Blogs > Liberty and Power > USM Update: New Commissioner, No More Chief Operating Officer

Aug 8, 2005

USM Update: New Commissioner, No More Chief Operating Officer




Since the fateful announcement on May 19, that President Shelby F. Thames was being limited to 2 more years in office, it's been fairly quiet at the University of Southern Mississippi. There has been little to report since the delayed revelation of Thames' total expenditures on his futile effort to fire Frank Glamser and Gary Stinger.

At the end of May, the summer school session opened with a major scheduling snafu, occasioned by Associate Provost Cynthia Moore's insistence on using unnecessary scheduling software and waiting till the last minute to make room assignments. And the second annual MIDAS awards, cash bonuses given to researchers who get grants that"buy out" part of their teaching time, led to a minor flap at the end of June. (I may return to this incentive program, a brainchild of Shelby Thames that has few counterparts anywhere else, in another entry.)

On July 6, a bite was taken out of another member of Shelby Thames' henchcrew, Ken Malone. Among the shifting and mutating array of appointments that Malone has held, a major source of power was his Provost-like control over the Gulf Park satellite campus, where his official title was Chief Operating Officer. As per the university press release:

After serving as chief operating officer for The University of Southern Mississippi Gulf Coast campus for the last year and a half, Dr. Ken Malone is leaving that position to focus on his duties as chair of the Department of Economic and Workforce Development.

Malone will be replaced by an Associate Provost. He was a hired as a less than half-time Department Chair, with a salary of $49,500 a year, and as a less than half-time Chief Operating Officer, also with a salary of $49,500, so no Board approval of his appointment would be required--the threshold is $50K. But there has been no announcement that his salary is being cut by $49,500...

In the judgment of sources on the USM campus, Malone's mismanagement of the Gulf Park facility and his long string of unflattering stories in the press made him vulnerable to remaining rivals on the henchcrew, particularly Joan Exline, who is in charge of accreditation, and Cynthia Moore. It is to be hoped that he will return to the chemical industry well before Shelby Thames' term in office expires in May 2007.

Today's big news comes out of the monthly meeting of the Mississippi IHL Board of Trustees, which controls USM along with 7 other state unversities.

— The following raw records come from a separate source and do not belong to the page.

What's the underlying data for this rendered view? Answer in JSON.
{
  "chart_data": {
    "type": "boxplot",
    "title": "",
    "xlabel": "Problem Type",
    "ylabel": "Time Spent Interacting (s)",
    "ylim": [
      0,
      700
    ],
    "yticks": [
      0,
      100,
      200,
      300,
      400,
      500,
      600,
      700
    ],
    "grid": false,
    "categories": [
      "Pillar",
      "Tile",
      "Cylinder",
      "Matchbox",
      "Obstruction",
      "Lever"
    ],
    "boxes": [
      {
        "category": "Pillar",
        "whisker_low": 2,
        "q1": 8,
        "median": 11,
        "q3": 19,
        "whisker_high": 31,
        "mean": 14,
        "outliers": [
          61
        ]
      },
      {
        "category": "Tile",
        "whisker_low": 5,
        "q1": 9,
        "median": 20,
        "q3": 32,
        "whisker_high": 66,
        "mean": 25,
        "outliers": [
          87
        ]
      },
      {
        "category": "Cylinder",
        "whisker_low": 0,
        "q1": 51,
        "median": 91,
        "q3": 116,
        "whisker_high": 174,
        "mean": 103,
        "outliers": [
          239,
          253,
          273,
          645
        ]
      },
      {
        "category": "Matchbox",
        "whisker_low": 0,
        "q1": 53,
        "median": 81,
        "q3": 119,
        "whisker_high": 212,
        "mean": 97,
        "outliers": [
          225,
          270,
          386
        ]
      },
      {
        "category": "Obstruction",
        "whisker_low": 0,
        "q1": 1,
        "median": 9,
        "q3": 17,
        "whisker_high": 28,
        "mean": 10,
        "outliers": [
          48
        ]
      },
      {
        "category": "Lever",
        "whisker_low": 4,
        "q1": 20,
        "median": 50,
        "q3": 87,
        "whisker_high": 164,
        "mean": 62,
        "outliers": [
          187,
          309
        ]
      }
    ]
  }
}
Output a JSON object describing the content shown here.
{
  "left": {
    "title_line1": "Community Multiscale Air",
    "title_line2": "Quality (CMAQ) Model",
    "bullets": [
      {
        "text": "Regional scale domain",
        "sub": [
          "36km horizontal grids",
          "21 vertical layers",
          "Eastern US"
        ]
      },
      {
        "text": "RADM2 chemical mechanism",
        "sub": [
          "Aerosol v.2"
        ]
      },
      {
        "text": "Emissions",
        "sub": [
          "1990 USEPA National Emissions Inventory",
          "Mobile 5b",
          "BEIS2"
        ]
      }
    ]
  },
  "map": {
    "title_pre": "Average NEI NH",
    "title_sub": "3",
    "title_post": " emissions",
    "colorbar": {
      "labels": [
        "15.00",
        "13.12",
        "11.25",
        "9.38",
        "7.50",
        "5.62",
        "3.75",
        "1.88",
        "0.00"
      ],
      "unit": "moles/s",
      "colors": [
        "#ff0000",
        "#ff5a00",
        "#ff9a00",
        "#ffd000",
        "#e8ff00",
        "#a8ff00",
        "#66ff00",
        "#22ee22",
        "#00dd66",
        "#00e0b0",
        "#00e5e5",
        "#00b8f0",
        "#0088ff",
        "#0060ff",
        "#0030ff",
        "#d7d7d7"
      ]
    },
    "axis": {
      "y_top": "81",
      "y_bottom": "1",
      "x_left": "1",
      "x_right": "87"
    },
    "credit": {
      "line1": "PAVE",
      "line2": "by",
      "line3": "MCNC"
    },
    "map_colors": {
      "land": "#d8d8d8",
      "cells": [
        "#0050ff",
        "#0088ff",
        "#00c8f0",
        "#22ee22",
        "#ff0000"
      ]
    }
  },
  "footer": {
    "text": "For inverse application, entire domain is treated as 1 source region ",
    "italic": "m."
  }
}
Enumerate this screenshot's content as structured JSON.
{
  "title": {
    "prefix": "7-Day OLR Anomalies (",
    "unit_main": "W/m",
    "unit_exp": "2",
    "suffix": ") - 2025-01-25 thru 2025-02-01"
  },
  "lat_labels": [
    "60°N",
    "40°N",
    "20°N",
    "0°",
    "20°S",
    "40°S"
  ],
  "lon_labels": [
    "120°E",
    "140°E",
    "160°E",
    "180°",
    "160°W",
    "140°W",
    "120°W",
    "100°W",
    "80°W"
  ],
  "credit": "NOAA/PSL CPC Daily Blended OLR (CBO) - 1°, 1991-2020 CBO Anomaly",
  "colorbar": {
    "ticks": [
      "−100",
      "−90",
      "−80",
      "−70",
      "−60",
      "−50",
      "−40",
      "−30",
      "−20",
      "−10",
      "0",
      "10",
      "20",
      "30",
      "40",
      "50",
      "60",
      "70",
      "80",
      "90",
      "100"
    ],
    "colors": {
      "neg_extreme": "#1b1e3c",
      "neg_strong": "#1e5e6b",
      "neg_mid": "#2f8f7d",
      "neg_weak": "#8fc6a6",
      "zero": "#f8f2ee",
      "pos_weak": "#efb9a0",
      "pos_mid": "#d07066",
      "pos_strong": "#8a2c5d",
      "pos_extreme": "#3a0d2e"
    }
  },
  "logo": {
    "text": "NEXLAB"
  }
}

A new IHL Commissioner has been urgently needed to replace Richard Crofts, who came out of retirement to serve on an interim basis and is due to leave in December. The Board chose Tom Meredith, who is currently the Chancellor of the Georgia state system. Meredith, not so coincidentally, led a workshop for the Board in February--on the topic of a strong-commissioner model for system boards of trustees. His attitude toward USM is, at present, unknown, but the initial expectation is for him to continue Crofts' policy of keeping Shelby Thames on a short leash. Meredith has a track record of siding with university presidents against sports boosters; considering that USM athletic supporters demanded the removal of Horace Fleming in 2001 and played a substantial role in the coronation of Shelby Thames in 2002, this is a positive sign. Whether he will tend to privilege the Univesity of Mississippi and Mississippi State over USM remains to be seen.

Meredith is almost certainly a big improvement on Eric Clark, Mississippi's Secretary of State, who was reportedly being considered by the Board, but according to a story in Tuesday's Jackson Clarion-Ledger, did not end up being interviewed for the position. Putting a professional politician in charge of Mississippi's state universities would not help USM solve its problems, and could easily exacerbate them.